7 – Arrecife: shopping and seaside promenade
Since the mid 19th century, the capital of our island paradise has been Arrecife, a quiet but populous city with one of the most spectacular marinas in the Canary Islands. Its seafaring history is evident in every alleyway around the Charco de San Ginés, the inlet that serves as a meeting place for the locals. A perfect way to take the pulse of the city is to walk along Calle Real, the seafront promenade or the Plazuela, nosing around the city’s shops and restaurants, and enjoying a drink on a terrace or in the bar on the 17th floor of the Arrecife Gran Hotel, taking in the spectacular 360-degree panoramic view of the capital and its bay.
8 – The coastline by bike
Here’s an idea for a very healthy way to explore the island this Easter: get on your bike and ride along one of the cycle paths that cross the island’s territory. If you come with your family, the coastal cycle path is perfect, with its 26 kilometres making it the longest in Europe. You can cycle along the route from Costa Teguise to Puerto Calero, enjoying the view of Arrecife, the salt flats of Puerto Naos or the Castle of San José… Or you can take a break by the sea on a terrace in Las Caletas, La Concha, Playa Honda or Puerto del Carmen and take a dip before continuing on your way. Don’t forget to make a stop at the airport, whose runway runs parallel to the cycle path. You’ll find yourself mingling with spotters from all over the world, all keen to get unique images of the aircraft flying overhead.

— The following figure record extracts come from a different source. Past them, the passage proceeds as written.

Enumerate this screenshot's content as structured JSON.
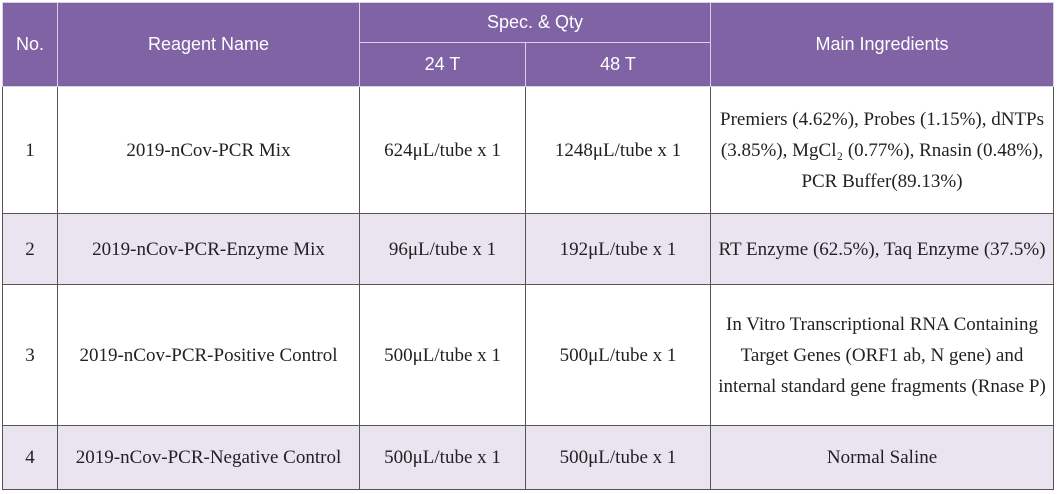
{
  "table": {
    "header": {
      "no": "No.",
      "name": "Reagent Name",
      "spec": "Spec. & Qty",
      "spec_24": "24 T",
      "spec_48": "48 T",
      "ingredients": "Main Ingredients"
    },
    "rows": [
      [
        "1",
        "2019-nCov-PCR Mix",
        "624μL/tube x 1",
        "1248μL/tube x 1",
        "Premiers (4.62%), Probes (1.15%), dNTPs (3.85%), MgCl₂ (0.77%), Rnasin (0.48%), PCR Buffer(89.13%)"
      ],
      [
        "2",
        "2019-nCov-PCR-Enzyme Mix",
        "96μL/tube x 1",
        "192μL/tube x 1",
        "RT Enzyme (62.5%), Taq Enzyme (37.5%)"
      ],
      [
        "3",
        "2019-nCov-PCR-Positive Control",
        "500μL/tube x 1",
        "500μL/tube x 1",
        "In Vitro Transcriptional RNA Containing Target Genes (ORF1 ab, N gene) and internal standard gene fragments (Rnase P)"
      ],
      [
        "4",
        "2019-nCov-PCR-Negative Control",
        "500μL/tube x 1",
        "500μL/tube x 1",
        "Normal Saline"
      ]
    ]
  }
}
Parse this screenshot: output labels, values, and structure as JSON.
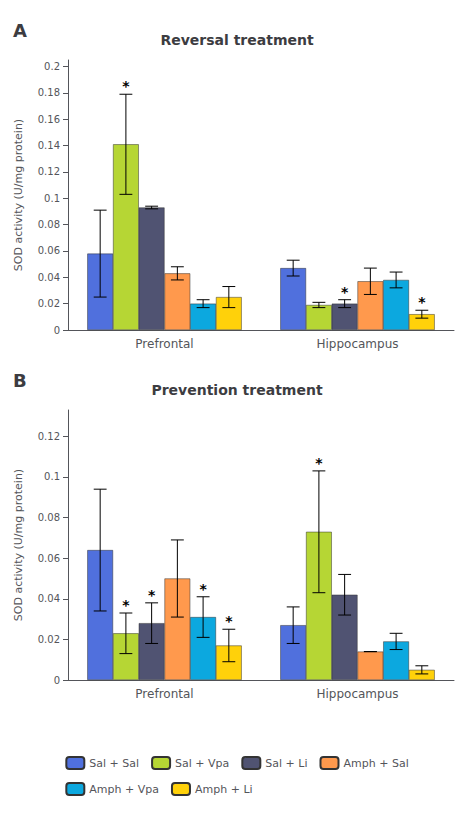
{
  "chart_data": [
    {
      "type": "bar",
      "title": "Reversal treatment",
      "panel_label": "A",
      "ylabel": "SOD activity (U/mg protein)",
      "categories": [
        "Prefrontal",
        "Hippocampus"
      ],
      "ylim": [
        0,
        0.205
      ],
      "yticks": [
        0,
        0.02,
        0.04,
        0.06,
        0.08,
        0.1,
        0.12,
        0.14,
        0.16,
        0.18,
        0.2
      ],
      "grid": false,
      "legend": "bottom",
      "series": [
        {
          "name": "Sal + Sal",
          "values": [
            0.058,
            0.047
          ],
          "errors": [
            0.033,
            0.006
          ],
          "annotations": [
            null,
            null
          ]
        },
        {
          "name": "Sal + Vpa",
          "values": [
            0.141,
            0.019
          ],
          "errors": [
            0.038,
            0.002
          ],
          "annotations": [
            "*",
            null
          ]
        },
        {
          "name": "Sal + Li",
          "values": [
            0.093,
            0.02
          ],
          "errors": [
            0.001,
            0.003
          ],
          "annotations": [
            null,
            "*"
          ]
        },
        {
          "name": "Amph + Sal",
          "values": [
            0.043,
            0.037
          ],
          "errors": [
            0.005,
            0.01
          ],
          "annotations": [
            null,
            null
          ]
        },
        {
          "name": "Amph + Vpa",
          "values": [
            0.02,
            0.038
          ],
          "errors": [
            0.003,
            0.006
          ],
          "annotations": [
            null,
            null
          ]
        },
        {
          "name": "Amph + Li",
          "values": [
            0.025,
            0.012
          ],
          "errors": [
            0.008,
            0.003
          ],
          "annotations": [
            null,
            "*"
          ]
        }
      ]
    },
    {
      "type": "bar",
      "title": "Prevention treatment",
      "panel_label": "B",
      "ylabel": "SOD activity (U/mg protein)",
      "categories": [
        "Prefrontal",
        "Hippocampus"
      ],
      "ylim": [
        0,
        0.133
      ],
      "yticks": [
        0,
        0.02,
        0.04,
        0.06,
        0.08,
        0.1,
        0.12
      ],
      "grid": false,
      "legend": "bottom",
      "series": [
        {
          "name": "Sal + Sal",
          "values": [
            0.064,
            0.027
          ],
          "errors": [
            0.03,
            0.009
          ],
          "annotations": [
            null,
            null
          ]
        },
        {
          "name": "Sal + Vpa",
          "values": [
            0.023,
            0.073
          ],
          "errors": [
            0.01,
            0.03
          ],
          "annotations": [
            "*",
            "*"
          ]
        },
        {
          "name": "Sal + Li",
          "values": [
            0.028,
            0.042
          ],
          "errors": [
            0.01,
            0.01
          ],
          "annotations": [
            "*",
            null
          ]
        },
        {
          "name": "Amph + Sal",
          "values": [
            0.05,
            0.014
          ],
          "errors": [
            0.019,
            0.0
          ],
          "annotations": [
            null,
            null
          ]
        },
        {
          "name": "Amph + Vpa",
          "values": [
            0.031,
            0.019
          ],
          "errors": [
            0.01,
            0.004
          ],
          "annotations": [
            "*",
            null
          ]
        },
        {
          "name": "Amph + Li",
          "values": [
            0.017,
            0.005
          ],
          "errors": [
            0.008,
            0.002
          ],
          "annotations": [
            "*",
            null
          ]
        }
      ]
    }
  ]
}
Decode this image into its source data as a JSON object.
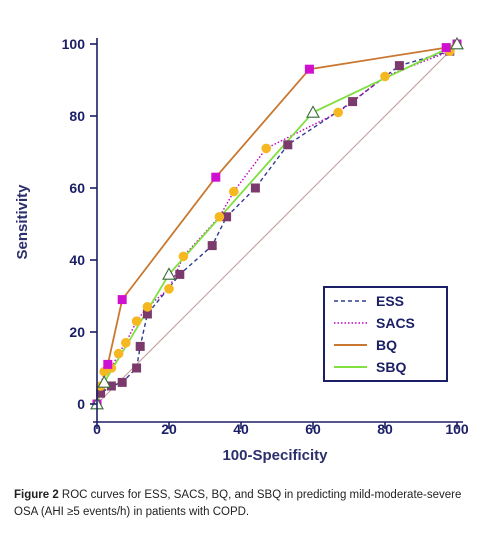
{
  "chart_data": {
    "type": "line",
    "xlabel": "100-Specificity",
    "ylabel": "Sensitivity",
    "xlim": [
      0,
      100
    ],
    "ylim": [
      0,
      100
    ],
    "xticks": [
      "0",
      "20",
      "40",
      "60",
      "80",
      "100"
    ],
    "yticks": [
      "0",
      "20",
      "40",
      "60",
      "80",
      "100"
    ],
    "grid": false,
    "legend_position": "bottom-right",
    "reference_line": true,
    "series": [
      {
        "name": "ESS",
        "color": "#2f3a8f",
        "line_style": "dashed",
        "marker": "square",
        "marker_color": "#7b3a6b",
        "x": [
          0,
          1,
          4,
          7,
          11,
          12,
          14,
          23,
          32,
          36,
          44,
          53,
          71,
          84,
          98,
          100
        ],
        "y": [
          0,
          3,
          5,
          6,
          10,
          16,
          25,
          36,
          44,
          52,
          60,
          72,
          84,
          94,
          98,
          100
        ]
      },
      {
        "name": "SACS",
        "color": "#c000c0",
        "line_style": "dotted",
        "marker": "circle",
        "marker_color": "#f5b820",
        "x": [
          0,
          1,
          2,
          4,
          6,
          8,
          11,
          14,
          20,
          24,
          34,
          38,
          47,
          67,
          80,
          98,
          100
        ],
        "y": [
          0,
          5,
          9,
          10,
          14,
          17,
          23,
          27,
          32,
          41,
          52,
          59,
          71,
          81,
          91,
          98,
          100
        ]
      },
      {
        "name": "BQ",
        "color": "#c87830",
        "line_style": "solid",
        "marker": "square",
        "marker_color": "#d010d0",
        "x": [
          0,
          3,
          7,
          33,
          59,
          97,
          100
        ],
        "y": [
          0,
          11,
          29,
          63,
          93,
          99,
          100
        ]
      },
      {
        "name": "SBQ",
        "color": "#80e040",
        "line_style": "solid",
        "marker": "triangle",
        "marker_color": "#ffffff",
        "x": [
          0,
          2,
          20,
          60,
          100
        ],
        "y": [
          0,
          6,
          36,
          81,
          100
        ]
      }
    ]
  },
  "caption": {
    "label": "Figure 2",
    "text": " ROC curves for ESS, SACS, BQ, and SBQ in predicting mild-moderate-severe OSA (AHI ≥5 events/h) in patients with COPD."
  }
}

9 – Carmela García’s Galería de Sueños
If you’re interested in art, until the end of May you’ll have the opportunity to discover the work of the Lanzarote-born artist Carmela García, one of the most promising photographers on the national scene. The Castillo de San José Museum of Contemporary Art is hosting the exhibition Galería de Sueños (Gallery of Dreams), an exquisite selection of the artist’s work on female identity and lineages. Don’t leave without visiting the museum’s permanent exhibition, largely made up of works from Manrique’s personal collection. Finally, we’d like to make a suggestion: there’s no better way to bring a cultural morning to a close than by sampling one of the dishes on the restaurant’s menu, recommended in the Repsol Guide, while enjoying the exceptional views of Arrecife’s port.
10 – Landscapes from another world
If you really want to imbibe the energy of Lanzarote, take a hike along some of the trails that wind through its strange and beautiful backdrops: from Yé to Guinate, along the Famara cliffs overlooking the coast; through Tinguatón, traversing the Volcanoes Nature Reserve; from El Golfo to Charco de los Clicos, the green lagoon that inspired Almodóvar’s Broken Embraces; and, of course, Caldera Blanca, a safe, signposted lava walk, particularly suitable if you’re travelling with children. At the end of the walk, you’ll understand why Lanzarote was the first island to be declared a Biosphere Reserve in its entirety by UNESCO.